Diana Rehnquist and the Supremes ruled yesterday that a couple of former spies who sued the CIA ? not necessarily for back pay or an outright cash settlement, but for a hearing of their case ? were, if you’ll pardon the legalese, “Shit outta luck.”
By a vote of 9 to 0, the court dismissed a lawsuit by two former Soviet bloc diplomats who said the CIA induced them to betray their countries during the Cold War in return for a pledge of resettlement in the United States and a lifetime income — then refused to live up to the deal without so much as a hearing after the U.S.-Soviet conflict ended.
Writing for the court, Chief Justice William H. Rehnquist said the applicable rule had been laid down in 1876, when the court threw out a suit by a former Union spy seeking his promised pay from the federal government. In that case, the court held that a suit to enforce an espionage contract is inconsistent with the mutual pledge of secrecy that forms a central condition of any such arrangement.
The decision was a victory for the Bush administration, which had argued that anti-terrorism efforts could be hampered if case officers attempting to recruit intelligence sources had to worry about being sued every time they tried to cut a deal with a would-be spy or defector.
Admittedly, trying to verify any of the facts in a case like this ? one in which nearly everyone involved very likely needs to keep their identity a secret, and in which most of the particulars of the case are probably still classified ? would be pretty much impossible.
But John and Jane Doe weren’t asking for a public trial, they were asking for a review of their case by the CIA, which, if I’m not mistaken, is at least sort of skilled when it comes to keeping things under wraps. Further:
It reversed a decision by the U.S. Court of Appeals for the 9th Circuit, which had ruled in 2003 that the two former diplomats, a married couple who sued as John and Jane Doe, should be allowed to proceed because they sought not merely to get paid but to enforce a constitutional right to a fair hearing. The government’s interests could be protected by conducting all or part of the case behind closed doors, the 9th Circuit said.

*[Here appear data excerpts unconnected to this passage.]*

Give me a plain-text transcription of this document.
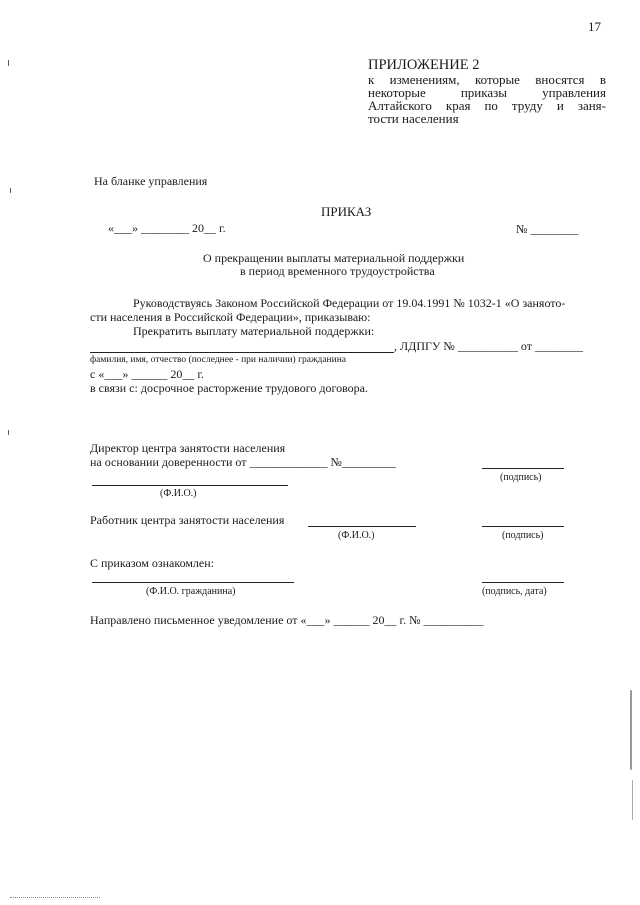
17
ПРИЛОЖЕНИЕ 2
к изменениям, которые вносятся в
некоторые приказы управления
Алтайского края по труду и заня-
тости населения
На бланке управления
ПРИКАЗ
«___» ________ 20__ г.	№ ________
О прекращении выплаты материальной поддержки
в период временного трудоустройства
Руководствуясь Законом Российской Федерации от 19.04.1991 № 1032-1 «О заняото-
сти населения в Российской Федерации», приказываю:
Прекратить выплату материальной поддержки:
, ЛДПГУ № __________ от ________
фамилия, имя, отчество (последнее - при наличии) гражданина
с «___» ______ 20__ г.
в связи с: досрочное расторжение трудового договора.
Директор центра занятости населения
на основании доверенности от _____________ №_________
(подпись)
(Ф.И.О.)
Работник центра занятости населения
(Ф.И.О.)	(подпись)
С приказом ознакомлен:
(Ф.И.О. гражданина)	(подпись, дата)
Направлено письменное уведомление от «___» ______ 20__ г. № __________
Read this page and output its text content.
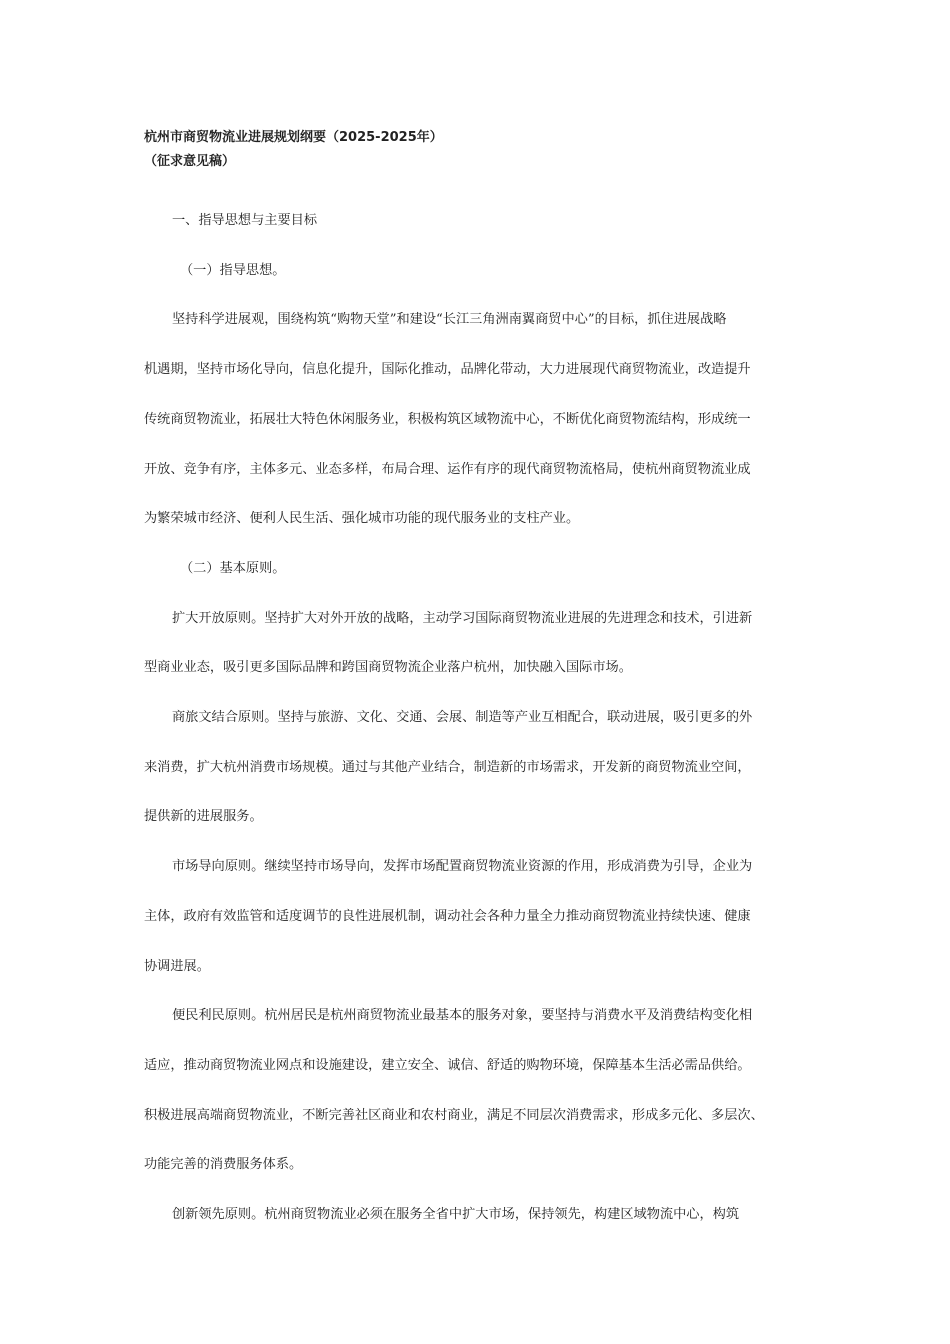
杭州市商贸物流业进展规划纲要（2025-2025年）
（征求意见稿）

一、指导思想与主要目标

（一）指导思想。

坚持科学进展观，围绕构筑“购物天堂”和建设“长江三角洲南翼商贸中心”的目标，抓住进展战略
机遇期，坚持市场化导向，信息化提升，国际化推动，品牌化带动，大力进展现代商贸物流业，改造提升
传统商贸物流业，拓展壮大特色休闲服务业，积极构筑区域物流中心，不断优化商贸物流结构，形成统一
开放、竞争有序，主体多元、业态多样，布局合理、运作有序的现代商贸物流格局，使杭州商贸物流业成
为繁荣城市经济、便利人民生活、强化城市功能的现代服务业的支柱产业。

（二）基本原则。

扩大开放原则。坚持扩大对外开放的战略，主动学习国际商贸物流业进展的先进理念和技术，引进新
型商业业态，吸引更多国际品牌和跨国商贸物流企业落户杭州，加快融入国际市场。

商旅文结合原则。坚持与旅游、文化、交通、会展、制造等产业互相配合，联动进展，吸引更多的外
来消费，扩大杭州消费市场规模。通过与其他产业结合，制造新的市场需求，开发新的商贸物流业空间，
提供新的进展服务。

市场导向原则。继续坚持市场导向，发挥市场配置商贸物流业资源的作用，形成消费为引导，企业为
主体，政府有效监管和适度调节的良性进展机制，调动社会各种力量全力推动商贸物流业持续快速、健康
协调进展。

便民利民原则。杭州居民是杭州商贸物流业最基本的服务对象，要坚持与消费水平及消费结构变化相
适应，推动商贸物流业网点和设施建设，建立安全、诚信、舒适的购物环境，保障基本生活必需品供给。
积极进展高端商贸物流业，不断完善社区商业和农村商业，满足不同层次消费需求，形成多元化、多层次、
功能完善的消费服务体系。

创新领先原则。杭州商贸物流业必须在服务全省中扩大市场，保持领先，构建区域物流中心，构筑
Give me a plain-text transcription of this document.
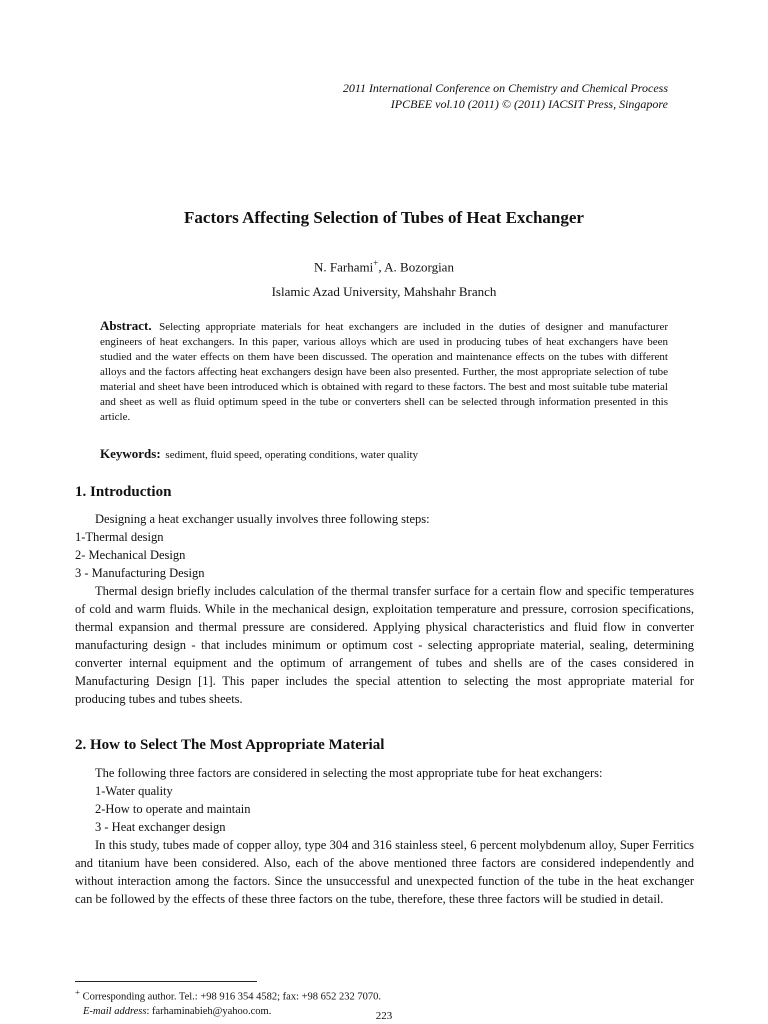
2011 International Conference on Chemistry and Chemical Process
IPCBEE vol.10 (2011) © (2011) IACSIT Press, Singapore
Factors Affecting Selection of Tubes of Heat Exchanger
N. Farhami+, A. Bozorgian
Islamic Azad University, Mahshahr Branch
Abstract. Selecting appropriate materials for heat exchangers are included in the duties of designer and manufacturer engineers of heat exchangers. In this paper, various alloys which are used in producing tubes of heat exchangers have been studied and the water effects on them have been discussed. The operation and maintenance effects on the tubes with different alloys and the factors affecting heat exchangers design have been also presented. Further, the most appropriate selection of tube material and sheet have been introduced which is obtained with regard to these factors. The best and most suitable tube material and sheet as well as fluid optimum speed in the tube or converters shell can be selected through information presented in this article.
Keywords: sediment, fluid speed, operating conditions, water quality
1. Introduction

Designing a heat exchanger usually involves three following steps:

1-Thermal design

2- Mechanical Design

3 - Manufacturing Design

Thermal design briefly includes calculation of the thermal transfer surface for a certain flow and specific temperatures of cold and warm fluids. While in the mechanical design, exploitation temperature and pressure, corrosion specifications, thermal expansion and thermal pressure are considered. Applying physical characteristics and fluid flow in converter manufacturing design - that includes minimum or optimum cost - selecting appropriate material, sealing, determining converter internal equipment and the optimum of arrangement of tubes and shells are of the cases considered in Manufacturing Design [1]. This paper includes the special attention to selecting the most appropriate material for producing tubes and tubes sheets.

2. How to Select The Most Appropriate Material

The following three factors are considered in selecting the most appropriate tube for heat exchangers:

1-Water quality

2-How to operate and maintain

3 - Heat exchanger design

In this study, tubes made of copper alloy, type 304 and 316 stainless steel, 6 percent molybdenum alloy, Super Ferritics and titanium have been considered. Also, each of the above mentioned three factors are considered independently and without interaction among the factors. Since the unsuccessful and unexpected function of the tube in the heat exchanger can be followed by the effects of these three factors on the tube, therefore, these three factors will be studied in detail.

+ Corresponding author. Tel.: +98 916 354 4582; fax: +98 652 232 7070.
E-mail address: farhaminabieh@yahoo.com.	223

But yesterday, the Supreme Court said that the 9th Circuit was “quite wrong” and that the 1876 ruling, Totten v. United States, was a broad one, intended to forbid all claims against the government stemming from clandestine espionage agreements.
As for the possibility that leaks could be prevented by conducting a lawsuit in secret, or permitting the government to invoke a state-secrets privilege to prevent the disclosure of national security information, Rehnquist wrote that such measures “simply cannot provide the absolute protection we found necessary in enunciating the Totten rule. … The possibility that a suit may proceed and an espionage relationship may be revealed, if the state secrets privilege is found not to apply, is unacceptable.”
Clearly it’d be possible to separate a classified review of their case from a public hearing, but Rehnquist (and apparently the rest of the court) seems flatly opposed to this.
Look: The business of spying is obviously rife with deception. But this case seems to be much more about government agents (in this case, the ones who promised the Does a lifetime annual stipend) being held accountable for their promises as it is about the actual particulars of spying.
Maybe it’s just my own knee-jerk reaction to the phrase, “The decision was a victory for the Bush administration,” but this certainly seems like an extension of the gleeful lack of accountability they seem to practice ? think abu Ghraib and/or the spiraling deficit ? while preaching the opposite ? see the pending bankruptcy “reforms,” a grotesque giveaway to consumer lenders and a simultaneous punch in the kidneys to indebted consumers themselves. Four more years, ladies and gentlemen.